This spring, in partnership with University Programs, FCLD again will be offering a seminar series designed to prepare instructors for online teaching and learning. The sessions are all on Fridays, and due to the library renovations, these will be held in the temporary Computer Lab, located on the lower level of Mortensen Library, based on the following schedule:
***NOTE: THE PREPARING TO TEACH ONLINE SERIES FOR THE SPRING 2017 SEMESTER IS NOW FULL. IF YOU WOULD LIKE TO ATTEND A FUTURE SERIES, WE ARE NOW TAKING WAITLIST PARTICIPANTS FOR A JUNE 2017 SERIES.***
Friday, February 17, 2017 1:30 p.m. – 2:30 p.m.
“What do I need to know to be an effective online instructor?” In this first seminar we will answer this question, as well as demonstrate best practices for transforming face-to-face courses into online courses, show examples of exemplary online courses and syllabi, build a Blackboard Learning Module, and share useful resources that will help you as you design your online course.
Friday, February 24, 2017 1:30 p.m. – 2:30 p.m.
In this hands-on seminar, we will use Blackboard to apply what was discussed in week one. Participants will learn different ways to structure and organize course content, as well as use Blackboard Learning Modules to create easy-to-follow online lessons. Finally, we’ll explore the many diverse sources of ready-made course content readily available on the Internet.
Friday, March 10, 2017 1:30 p.m. – 2:30 p.m.
Just like any instruction, we need to be able to communicate with students, collect assignments, and facilitate group work such as case studies and projects. This seminar covers basic Blackboard tools that are essential for online instruction including Email, Announcements and Alerts, the Assignment Tool, and Blackboard Groups.

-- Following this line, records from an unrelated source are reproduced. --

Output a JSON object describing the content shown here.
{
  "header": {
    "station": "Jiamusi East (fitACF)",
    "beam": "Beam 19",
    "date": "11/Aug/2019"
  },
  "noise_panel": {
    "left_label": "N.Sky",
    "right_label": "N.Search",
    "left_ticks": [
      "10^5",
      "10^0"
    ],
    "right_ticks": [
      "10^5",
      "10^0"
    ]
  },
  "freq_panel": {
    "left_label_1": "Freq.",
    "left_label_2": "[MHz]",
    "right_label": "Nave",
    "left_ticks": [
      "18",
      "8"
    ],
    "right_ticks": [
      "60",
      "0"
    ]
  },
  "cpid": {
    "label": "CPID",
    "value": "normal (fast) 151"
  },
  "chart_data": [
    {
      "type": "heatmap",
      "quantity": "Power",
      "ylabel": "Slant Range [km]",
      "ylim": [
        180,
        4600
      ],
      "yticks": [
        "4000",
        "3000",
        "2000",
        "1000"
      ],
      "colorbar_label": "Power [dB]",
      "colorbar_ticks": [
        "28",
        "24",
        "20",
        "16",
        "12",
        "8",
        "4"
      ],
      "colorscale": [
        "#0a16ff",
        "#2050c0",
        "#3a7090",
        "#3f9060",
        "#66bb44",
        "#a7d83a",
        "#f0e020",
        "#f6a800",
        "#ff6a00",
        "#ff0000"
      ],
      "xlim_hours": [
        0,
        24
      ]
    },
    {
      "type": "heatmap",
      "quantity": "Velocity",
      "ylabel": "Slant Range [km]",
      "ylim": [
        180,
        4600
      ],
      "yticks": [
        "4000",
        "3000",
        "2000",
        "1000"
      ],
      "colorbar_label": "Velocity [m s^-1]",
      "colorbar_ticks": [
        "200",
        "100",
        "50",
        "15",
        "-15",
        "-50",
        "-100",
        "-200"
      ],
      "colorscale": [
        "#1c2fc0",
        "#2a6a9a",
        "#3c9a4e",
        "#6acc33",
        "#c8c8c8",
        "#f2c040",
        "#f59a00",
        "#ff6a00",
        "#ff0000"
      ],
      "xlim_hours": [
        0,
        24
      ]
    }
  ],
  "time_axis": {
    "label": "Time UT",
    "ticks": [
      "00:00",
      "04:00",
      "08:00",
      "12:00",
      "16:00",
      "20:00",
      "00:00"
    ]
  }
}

Friday, March 17, 2017 1:30 p.m. – 2:30 p.m.
Distance education means there is “a distance between learner and teacher which is not merely geographic, but educational and psychological as well” (Moore, 1983). One hallmark of a well-designed online course is that it uses interaction to close up this distance, building in lots of different ways for students to work together and form their own online community. During this seminar, participants will learn how to foster and encourage interactivity using tools such as the Discussion Board, Blogs, Wikis, Journals, and other non-Blackboard tools.
Friday, March 31, 2017 1:30 p.m. – 2:30 p.m.
Your course is designed, your content prepared and loaded, your instruction and assignments align with your objectives, there’s a good mix of media presented, and there are opportunities for collaboration and interaction -- but how will you inform your students about their progress? Grade Center! Learn basic and necessary house-keeping of Grade Center and ways to set up Grade Center to reflect your grading scenario. We’ll also demonstrate and discuss ways you can offer feedback and build in support for students into your course.
Friday, April 7, 2017 1:30 p.m. – 2:30 p.m.
Just because you are not face-to-face with your online students, it doesn't mean you can't 'talk' to them and be “present” with them. We’ll show you how to prepare audio and video clips so you can demonstrate worked problems, introduce a topic, summarize a complex issue, or even meet together once or twice. This session will offer a 'survey course' on tools that can help.
Friday, April 14, 2017 1:30 p.m. – 2:30 p.m.
One of the best ways to learn about teaching online is hearing about the experiences of instructors who have taught online in the past. University of Hartford instructors will share their online courses, tips, and tricks they’ve learned, as well as field questions from audience participants in this informal Q & A session.